Acquisition and Use of Domain Knowledge: In searching for a reliable number of cluster centers for this 3 class problem, we chose to examine ten clusters for minimal under-segmentation. This number may seem high, but CZCS images, having six features instead of the three in MR images, are more complex. It is possible that fewer clusters could have been used, however, our focus in this domain was to show knowledge based clustering's applicability.
Our primary sources of knowledge were [11] and discussions
held with an expert in the field of marine science, a major user of
CZCS technology. We also acquired additional knowledge by
looking at the feature space of manually labeled images to
discover patterns and extract class characteristics.
The most useful knowledge gained from these sources
is that specific CZCS bands are used for specific purposes.
For example, the 443nm
band is used to differentiate land from brighter
cloud surfaces [11]. By thresholding each pixel's
feature values, we can seed the initial FCM matrix by adjusting specific
pixel memberships. In Figure 5, the very white pixels have
a very high probability of being cloud. So any pixel with
a 443nm value of 255 would have its membership set to a cloud
cluster. For the experiment, the following thresholds were used:
Pixels with a 443nm band value of 255 or an NIR value
have very strong cloud membership.
Pixels with IR band values < 90 have very strong land
membership.
Pixels with NIR band values < 30 and 443nm values
< 236 have very strong ocean membership.
These thresholds were achieved by manually sampling the feature images and extracting values from pixels for which we are confident of class membership. They are not necessarily optimal, but did provide satisfactory results. For the purpose of this experiment, ``very strong'' meant complete membership. We assigned the value of one to the class cluster which a given pixel was labeled, while all other classes were assigned zero. More extensive investigations would explore combinations where membership is split between candidate classes.

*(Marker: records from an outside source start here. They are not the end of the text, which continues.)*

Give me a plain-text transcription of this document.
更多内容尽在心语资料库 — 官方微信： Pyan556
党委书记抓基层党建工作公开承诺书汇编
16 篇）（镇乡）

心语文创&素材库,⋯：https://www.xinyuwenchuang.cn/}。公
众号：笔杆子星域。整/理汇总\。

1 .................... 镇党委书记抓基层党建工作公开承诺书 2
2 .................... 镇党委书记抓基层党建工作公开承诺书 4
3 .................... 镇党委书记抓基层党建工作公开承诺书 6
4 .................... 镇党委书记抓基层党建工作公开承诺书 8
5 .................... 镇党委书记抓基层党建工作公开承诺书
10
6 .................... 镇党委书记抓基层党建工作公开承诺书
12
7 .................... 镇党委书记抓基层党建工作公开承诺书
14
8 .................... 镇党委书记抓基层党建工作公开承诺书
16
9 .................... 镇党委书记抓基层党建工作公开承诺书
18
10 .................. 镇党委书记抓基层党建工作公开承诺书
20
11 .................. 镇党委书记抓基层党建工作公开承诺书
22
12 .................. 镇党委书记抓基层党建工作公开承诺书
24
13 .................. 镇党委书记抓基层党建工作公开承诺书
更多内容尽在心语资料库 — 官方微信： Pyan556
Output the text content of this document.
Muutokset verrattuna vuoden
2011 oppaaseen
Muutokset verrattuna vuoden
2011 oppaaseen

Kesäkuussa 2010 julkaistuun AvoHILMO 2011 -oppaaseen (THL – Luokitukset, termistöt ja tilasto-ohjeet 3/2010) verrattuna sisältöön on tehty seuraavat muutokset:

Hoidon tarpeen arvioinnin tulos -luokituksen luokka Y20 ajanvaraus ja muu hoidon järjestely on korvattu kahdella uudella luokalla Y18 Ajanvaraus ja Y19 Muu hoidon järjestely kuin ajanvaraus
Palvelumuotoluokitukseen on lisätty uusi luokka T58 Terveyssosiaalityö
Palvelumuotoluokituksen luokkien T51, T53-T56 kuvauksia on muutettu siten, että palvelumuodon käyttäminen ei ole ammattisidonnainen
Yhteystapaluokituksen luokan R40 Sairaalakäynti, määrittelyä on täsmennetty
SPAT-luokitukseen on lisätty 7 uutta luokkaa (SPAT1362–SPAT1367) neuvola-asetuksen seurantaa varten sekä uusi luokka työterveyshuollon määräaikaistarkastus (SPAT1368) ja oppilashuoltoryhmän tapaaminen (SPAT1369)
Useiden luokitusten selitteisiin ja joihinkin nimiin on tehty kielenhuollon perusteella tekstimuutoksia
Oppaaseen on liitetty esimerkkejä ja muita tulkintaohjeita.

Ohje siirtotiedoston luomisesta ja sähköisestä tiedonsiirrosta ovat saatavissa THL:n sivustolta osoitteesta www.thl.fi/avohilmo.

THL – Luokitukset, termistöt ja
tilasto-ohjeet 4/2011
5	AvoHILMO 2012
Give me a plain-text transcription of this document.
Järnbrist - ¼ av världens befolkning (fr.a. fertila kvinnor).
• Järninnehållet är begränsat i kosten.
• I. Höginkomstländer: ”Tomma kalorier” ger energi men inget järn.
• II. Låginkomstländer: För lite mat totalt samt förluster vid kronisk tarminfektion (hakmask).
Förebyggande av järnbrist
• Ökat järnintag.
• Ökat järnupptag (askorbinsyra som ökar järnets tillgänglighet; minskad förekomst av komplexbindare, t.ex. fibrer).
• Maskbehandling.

The important reason for knowing about the
function of each CZCS band is that clustering does not provide
information on which class any given cluster belongs to. Therefore,
this functional information is necessary to achieve pattern labeling.
We do this by projecting clusters into feature space along
specific axes in a manner similar to the one discussed in
Section 3.1.
Cloud occupies the 4 highest clusters in 443nm space.
Land occupies the 2 lowest clusters in IR space.
Ocean occupies the 3 lowest clusters in 550nm space.
This list includes the 3 clusters which were used in initial thresholding. Since we know which features were useful for detecting each class, these known clusters allowed us to quickly locate their respective neighbors (in feature space) since split classes are adjacent along specific parameters. One cluster remained unaccounted for, however. This was a cluster with significant under-segmentation, a candidate for reclustering.
Figure 7: Image After One Level of Reclustering.
The established rules were inserted into the expert system which could then extract the known classes and completely label them. This leaves the under-segmented cluster. Since we have classified and labeled the other clusters, the under-segmented cluster was easily isolated and reclustered into three classes, which were then examined and labeled. In this case, we were able to use simple thresholding along the NIR band to achieve labeling. The final image, seen in Figure 7 reveals that one level of reclustering did not completely label all pixels properly. However, we do observe much improved results and with further iterations of isolation and reclustering, the remaining misclassified pixels can be put in the proper classes. Furthermore, the final image showed us that we had erred in guessing the composition of the undersegmented cluster; what we had thought to be possible cloud was entirely land.